The criminal faction known as PCC (not to be confused with another criminal faction of the same acronym, the Chinese Communist Party) reacted to the accusations of the monthly worker Marcos Valério published in Veja magazine. According to the publication, the Workers’ Party, that of Lula, Dilma, Gleisi and Dirceu, maintains a long-standing relationship with drug traffickers.
Among the PT high bourgeoisie, the news didn’t even tickle. “Very strange that Marcos Valério and even Celso Daniel were resurrected a few months before the election,” said a trade unionist. “I really had to be bald!”, sneered at a university professor. “You’re going to have to swallow Lula”, he said or argued or threatened someone who walked past me just now and saw me writing this column.
In prisons, however, the reaction was quite different. Who saw the news for the first time was Zé Macaxera, 30 deaths and 50 tons of cocaine in the back. He received a notification on his cell phone while playing Hay Day in a comfortable cell in President Wenceslaus maximum security prison. Seeing that, Macaxera ran to warn a superior in the hierarchy of the criminal organization, a redhead who went by the curious nickname of Águas Ferruginosas. Half an hour later, Macaxera was found dead with a few hundred thrusts and a message written with a knife on his chest: “We don’t like bad news.”

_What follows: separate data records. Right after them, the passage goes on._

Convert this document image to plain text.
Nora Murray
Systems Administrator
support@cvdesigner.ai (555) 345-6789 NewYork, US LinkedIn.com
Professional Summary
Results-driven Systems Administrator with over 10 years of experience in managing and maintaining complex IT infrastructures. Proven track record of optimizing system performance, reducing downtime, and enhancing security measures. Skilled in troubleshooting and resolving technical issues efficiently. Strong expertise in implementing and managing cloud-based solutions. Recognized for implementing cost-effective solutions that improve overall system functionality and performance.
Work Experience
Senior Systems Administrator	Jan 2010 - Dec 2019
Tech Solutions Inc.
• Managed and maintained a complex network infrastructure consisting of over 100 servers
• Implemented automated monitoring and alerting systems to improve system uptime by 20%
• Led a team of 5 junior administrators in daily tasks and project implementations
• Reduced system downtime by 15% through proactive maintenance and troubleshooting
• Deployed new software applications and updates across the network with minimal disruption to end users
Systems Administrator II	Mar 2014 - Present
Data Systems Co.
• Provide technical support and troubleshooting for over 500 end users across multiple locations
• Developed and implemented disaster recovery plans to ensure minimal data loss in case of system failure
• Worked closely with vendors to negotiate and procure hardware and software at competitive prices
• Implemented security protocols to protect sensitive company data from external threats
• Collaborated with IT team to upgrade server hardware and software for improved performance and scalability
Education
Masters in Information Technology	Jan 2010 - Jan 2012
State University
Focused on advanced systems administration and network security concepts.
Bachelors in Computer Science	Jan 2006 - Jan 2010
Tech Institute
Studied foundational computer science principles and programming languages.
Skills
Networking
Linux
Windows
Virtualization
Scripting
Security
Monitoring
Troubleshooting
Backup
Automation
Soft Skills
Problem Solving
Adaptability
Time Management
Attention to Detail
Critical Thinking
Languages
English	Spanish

But there was nothing that Águas could do. do to contain the spread of what the PCC considers the greatest offense to the history of the institution in its thirty years of existence. “That way we will have to call the legal department and even the brothers who take care of us there in Brasília,” said Alexandre Sem Sobrenome, a high-ranking PCC figure who alternates periods beating old people on his cell phone and working as a press officer for the faction. .
It was thanks to Alexandre Sem Surname that I was able to speak with Marcelinho Tchê Quevara, vice president of institutional relations, head of compliance and chief organizer murderer of the PCC. Before my meeting with the renowned source, however, Sem Surname told me to be cautious with words, because “Quevara is extraordinary (actually he used a rhyme with “moda”) and very helpful (actually he used a rhyme with “ pelica), but be careful with the questions.” And he also strongly advised me to do the interview before lunch. I didn’t understand why.
I arrived at the agreed place, a restaurant called Mocó, and was greeted with an effusive hug and affectionate teasing. It’s just that I was dressed in a shirt. They sat me down at one of those plastic tables and served me a beer pale ale. “Sorry. We are out of IPA”, explained someone whose name I couldn’t find out, because soon Marcelinho Tchê Quevara appeared, sat down in front of me and, without hesitation, pointed a gun in my direction.
“Hey, Cabeçote, order the No Last Name to be killed. The guy was a dude, but it’s trairage to send a guy here with that filthy shirt. You’re bald to know that I’m rooting for , damn it!”. The Cabeçote guy left the room and I feared for the life of No Surname, with whom I never managed to get in touch again. I swallowed like I was in a cartoon. I could almost see a little balloon with “gulp” over my head.
Faced with my silence, Quevara started to speak. “But now that you’re here, spill it, please. . What do you know about us?” he asked. Even the most courageous reporters hesitate with a gun to their head, but I said an Our Father and, all at once, I questioned all the whats, whos, whens, how many and wheres I considered necessary. And while I waited for the answers that would never be made public, I imagined the rejection notes from ABI, FENAJ and Sindijor.
Quevara was furious. “I only kill in one ti now because I haven’t had lunch yet,” he said. “This partnership with the PT thing is absurd, you know? We are a thief, but he has shame on his face. What are you thinking?! We don’t go to Mass to ask for a vote in an election year. We ain’t crazy. We kill, but in a photo manipulation. We quarter it, but it doesn’t even come close to an electronic ballot box. We blow up an ATM, more in a state robbery. You and your colleagues are talking nonsense. That talk is straight, bro. The stuff is crazy, but everything has a limit. Everything!”, he continued.
For a moment, I forgot about the gun to my head and remembered the friendly and now forgotten Juó Bananère (run a Google search). Look at the things we remember when we’re about to die. Quevara cocked the gun, aimed it right in the middle of my forehead and said: “I’ll only kill you in a flight because you look like Lenin. And also for you to go back there and write this very big in your newspaper: ‘In a clumsy dialogue, PCC denies involvement with PT'”. I commented that it was a great title, but that, if the distinguished gentleman allowed me, I would add a line from him : “You’re playing with your luck, trout!”, he said, opening a laugh of gold, ruby, emeralds and Swarovsky crystals. Always, I thought. Always.